Some reviewers praised the game for its simplicity and low-stress gameplay. Josh Broadwell of Polygon praised the game for its low stakes pacing that he credited for curing his insomnia. Writing for ScreenHub, Leah J. Williams praised the return of the series' minigames and cozy presentation, as well as the modern improvements. Writing for DenfaminicoGamer, Mota Okai jokingly praised the game for letting players work in a positive work environment and recommended it for adults who are exhausted by real-world work stress. Daz Skubich of Pocket Tactics praised the game for the nostalgia it invoked and called it "a love letter to the mid-2000s DS games".

Aggregate scores
| Aggregator | Score |
|---|---|
| Metacritic | 43/100 |
| OpenCritic | 28% recommend |

Review scores
| Publication | Score |
|---|---|
| CG Magazine | 6/10 |
| Checkpoint Gaming | 5/10 |
| Digitally Downloaded | 3/5 |
| Gamereactor | 4/10 |
| Nintendo Life | 3/10 |
| Nintendo World Report | 4/10 |
| Siliconera | 5/10 |
| TechRadar | 1/5 |

===Sales===
====Japan====
Despite receiving mostly negative reviews, Tamagotchi Plaza sold well in its native Japan. The game was in the top three pre-ordered video games on Amazon Japan for much of April, May, and June. (Note: Number 1 from April 20 to 26, May 18 to 24, June 8 to 14, and June 15 to 21.

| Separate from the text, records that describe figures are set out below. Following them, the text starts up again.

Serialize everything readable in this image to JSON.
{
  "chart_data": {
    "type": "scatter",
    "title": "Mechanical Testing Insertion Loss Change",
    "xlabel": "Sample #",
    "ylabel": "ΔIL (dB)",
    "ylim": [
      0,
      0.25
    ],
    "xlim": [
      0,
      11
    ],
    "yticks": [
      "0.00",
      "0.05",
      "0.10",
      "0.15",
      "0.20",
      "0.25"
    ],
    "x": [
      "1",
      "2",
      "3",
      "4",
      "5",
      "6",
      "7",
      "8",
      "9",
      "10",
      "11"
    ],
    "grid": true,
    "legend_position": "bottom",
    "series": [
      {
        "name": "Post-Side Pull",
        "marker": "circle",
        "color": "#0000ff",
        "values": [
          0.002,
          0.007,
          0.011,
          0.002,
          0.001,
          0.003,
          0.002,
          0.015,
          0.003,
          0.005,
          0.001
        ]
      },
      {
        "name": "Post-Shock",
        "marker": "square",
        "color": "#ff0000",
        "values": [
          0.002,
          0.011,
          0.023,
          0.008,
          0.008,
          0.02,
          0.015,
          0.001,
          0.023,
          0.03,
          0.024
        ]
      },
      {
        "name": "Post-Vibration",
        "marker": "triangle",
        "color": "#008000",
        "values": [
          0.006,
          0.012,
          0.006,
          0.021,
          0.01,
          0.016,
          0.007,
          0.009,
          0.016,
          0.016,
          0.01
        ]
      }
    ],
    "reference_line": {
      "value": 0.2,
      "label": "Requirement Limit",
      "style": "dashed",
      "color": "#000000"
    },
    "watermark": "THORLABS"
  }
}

Number 2 from April 27 to May 3, and May 11 to 17.

Number 3 from May 25 to 31) According to Famitsu, the Nintendo Switch version of Tamagotchi Plaza was the second-best-selling video game in Japan on its release week, with combined physical sales of both versions totalling 128,685. Just 5 days after its release, Nintendo revealed that the game was already the third best-selling Switch eShop game for the first half of 2025. The Switch version was the second-best-selling video game in Japan for the month of June, selling 102,289 units. For the second week of July 2025, Plaza was the second-best-selling video game in Japan, with combined sales reaching 176,893 units sold. By the end of July, combined sales of Tamagotchi Plaza on the Switch and Switch 2 reached 200,000 units in Japan, with the Switch version listed as the third best selling game in Japan for the month. Tamagotchi Plaza was the best selling Nintendo eShop game on the Switch and the second-best-selling game for the Switch 2 in Japan for the month of July, coming second to Donkey Kong Bananza.

Nintendo revealed that the game was one of its best selling games on the eShop for the year of 2025, with the Nintendo Switch version being the second-best-selling game behind Pokemon Legends Z-A, and the Switch 2 version being the ninth best selling game. The Nintendo Switch version was the 14th best selling video game overall in Japan for the year of 2025, with 215,619 units sold. The Switch 2 edition placed as the 38th highest selling game, with 85,717 units sold. On November 12, 2025, it was announced that the game had shipped over 500,000 physical and digital copies domestically. Both editions of the game remained in the top 20 selling eShop games for January 2026. By February 2026, the Switch 2 edition had sold 98,648 physical copies.

====International====
Sales outside of Japan were slow. In the UK, Tamagotchi Plaza performed poorly on initial release, starting at 29th place in the charts, behind games that had been out for months or even years. Overall, the game was reported as performing poorly outside of Japan.

As sales of the Tamagotchi toy line approached 100 million units, Chisato Aoyagi of Bandai stated that she believes Tamagotchi Plaza played a role in boosting the interest in the overall Tamagotchi brand.